Essas ferramentas, além de importante forma de compartilhar informação, contribuem para o alcance dos resultados almejados. Planejar é decidir por antecipação. Consequentemente, ao utilizar essas ferramentas, tenderão a diminuir os temidos “urgentes” dos e-mails.
3. Delegação inadequada ou falta de delegação
Definir corretamente os critérios, antes de delegar uma atividade, escolher adequadamente quem irá executar e como será realizada a tarefa são componentes fundamentais da estratégia para diminuir o fluxo de e-mails das caixas postais. Para tanto, é preciso ter claramente definidos, a todos em uma equipe, em seus diversos níveis hierárquicos, as respectivas autonomias e responsabilidades.
Durante a pesquisa, observou-se que a busca pelo perfeccionismo extrapola os critérios de “quem deve fazer o quê”. Foram expressivos os comentários sobre a necessidade das informações serem repassadas aos superiores, o que demonstra claramente falta de confiança mútua. Essa prática, caracterizada por centralização do poder e tomada de decisão, emperra a autonomia e gera trocas desnecessárias de e-mails.
4. Medo de errar
Apresentou-se como uma importante dificuldade observada durante a pesquisa. A aversão ao risco faz com que as pessoas disparem e-mails sobre tudo e a todos. De um lado, está o medo de tomar uma decisão e depois ser culpado, caso a decisão não esteja correta ou de acordo com os padrões. Nesses casos, os líderes optam pela segurança e buscam aval de seus superiores, mesmo em seus níveis de autonomia. E, ainda, medo de serem responsabilizados por não informar alguém. Na dúvida, e-mails a todos! Afinal de contas, melhor sobrar do que faltar! E ali está, mais um e-mail a ocupar a caixa de entrada.
Considerações finais
Esses quatro pontos analisados são aspectos que merecem especial atenção na análise do fluxo de e-mails. São questões comportamentais que se sobrepõem às técnicas. Fazer com que líderes e liderados reconheçam essas fraquezas e trabalhem para revertê-las, evita retrabalho, a sensação de “faço, faço e sempre estou abarrotado de trabalho”, além de diminuir a ansiedade. Mas, principalmente, dá tempo ao líder para realizar o que lhe compete por excelência: suas atividades importantes.
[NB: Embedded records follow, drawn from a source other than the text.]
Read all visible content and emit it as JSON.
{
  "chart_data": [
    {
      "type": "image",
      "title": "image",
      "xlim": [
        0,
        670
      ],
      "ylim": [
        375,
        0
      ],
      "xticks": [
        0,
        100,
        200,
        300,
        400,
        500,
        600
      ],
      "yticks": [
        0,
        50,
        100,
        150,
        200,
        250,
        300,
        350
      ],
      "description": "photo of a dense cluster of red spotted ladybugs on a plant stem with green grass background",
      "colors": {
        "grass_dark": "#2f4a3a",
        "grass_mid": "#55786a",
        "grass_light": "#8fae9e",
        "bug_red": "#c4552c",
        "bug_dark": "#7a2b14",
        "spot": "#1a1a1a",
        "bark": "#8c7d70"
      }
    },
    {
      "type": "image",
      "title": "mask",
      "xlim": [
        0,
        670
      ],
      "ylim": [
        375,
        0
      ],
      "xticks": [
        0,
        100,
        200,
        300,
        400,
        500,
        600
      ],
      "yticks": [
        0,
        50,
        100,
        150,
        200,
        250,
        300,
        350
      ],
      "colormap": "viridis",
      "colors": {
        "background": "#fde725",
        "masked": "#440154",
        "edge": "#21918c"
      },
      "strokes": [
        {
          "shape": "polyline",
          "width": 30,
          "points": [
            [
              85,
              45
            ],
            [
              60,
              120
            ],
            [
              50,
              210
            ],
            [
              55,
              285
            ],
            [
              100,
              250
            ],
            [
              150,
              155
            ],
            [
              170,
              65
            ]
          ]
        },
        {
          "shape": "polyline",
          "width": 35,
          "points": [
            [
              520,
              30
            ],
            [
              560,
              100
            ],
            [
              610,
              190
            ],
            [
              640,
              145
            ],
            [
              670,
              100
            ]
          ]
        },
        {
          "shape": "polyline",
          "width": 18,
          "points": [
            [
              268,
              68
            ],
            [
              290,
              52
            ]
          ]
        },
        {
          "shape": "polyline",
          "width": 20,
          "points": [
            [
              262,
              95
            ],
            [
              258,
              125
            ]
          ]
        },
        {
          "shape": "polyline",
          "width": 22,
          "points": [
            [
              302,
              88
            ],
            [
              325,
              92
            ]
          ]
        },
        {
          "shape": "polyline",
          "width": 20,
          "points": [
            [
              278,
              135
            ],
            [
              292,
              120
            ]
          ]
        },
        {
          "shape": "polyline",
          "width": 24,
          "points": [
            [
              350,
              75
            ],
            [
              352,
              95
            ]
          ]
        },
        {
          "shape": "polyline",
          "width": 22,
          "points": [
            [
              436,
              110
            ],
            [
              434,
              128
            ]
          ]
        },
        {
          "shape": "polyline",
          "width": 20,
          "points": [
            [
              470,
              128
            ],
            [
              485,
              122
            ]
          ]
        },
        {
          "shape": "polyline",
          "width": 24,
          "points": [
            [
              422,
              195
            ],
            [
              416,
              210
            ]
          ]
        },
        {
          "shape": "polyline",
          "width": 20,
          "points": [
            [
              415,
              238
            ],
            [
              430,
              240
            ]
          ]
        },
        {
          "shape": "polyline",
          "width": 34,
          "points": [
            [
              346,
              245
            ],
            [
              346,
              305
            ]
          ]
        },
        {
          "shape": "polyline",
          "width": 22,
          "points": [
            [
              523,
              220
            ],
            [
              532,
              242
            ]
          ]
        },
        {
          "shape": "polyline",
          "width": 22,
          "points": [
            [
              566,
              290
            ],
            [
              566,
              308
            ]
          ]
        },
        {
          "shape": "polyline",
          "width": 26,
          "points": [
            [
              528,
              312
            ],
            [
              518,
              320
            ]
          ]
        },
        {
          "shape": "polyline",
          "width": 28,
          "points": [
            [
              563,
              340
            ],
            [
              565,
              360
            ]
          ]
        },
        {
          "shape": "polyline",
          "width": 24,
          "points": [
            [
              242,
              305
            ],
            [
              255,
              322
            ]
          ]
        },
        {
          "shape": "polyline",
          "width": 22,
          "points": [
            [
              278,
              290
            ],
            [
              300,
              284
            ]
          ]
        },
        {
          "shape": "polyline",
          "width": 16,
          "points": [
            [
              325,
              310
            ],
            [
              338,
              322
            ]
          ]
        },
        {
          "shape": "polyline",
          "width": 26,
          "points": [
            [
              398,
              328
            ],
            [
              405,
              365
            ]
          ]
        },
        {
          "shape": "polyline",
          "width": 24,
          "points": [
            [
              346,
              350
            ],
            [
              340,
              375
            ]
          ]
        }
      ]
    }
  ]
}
Uma caixa postal “gritando” para ser esvaziada não pode ser motivo para renegar o planejamento primordial do setor, o treino e desenvolvimento de sua equipe, estudo de novos métodos de realização do trabalho, acompanhamento das tarefas e pessoas ou formas de contribuir com o desenvolvimento da empresa.
Carlos Eduardo Dalto, o professor Dalto, é administrador e mestre em marketing pela Universidade Estadual de Londrina. Atua como professor dos MBAs em Gestão de Projetos e Comercial da Fundação Getúlio Vargas. É também consultor do Instituto MVC/São Paulo em Liderança e Negociação e diretor de Educação Corporativa da METHODOS.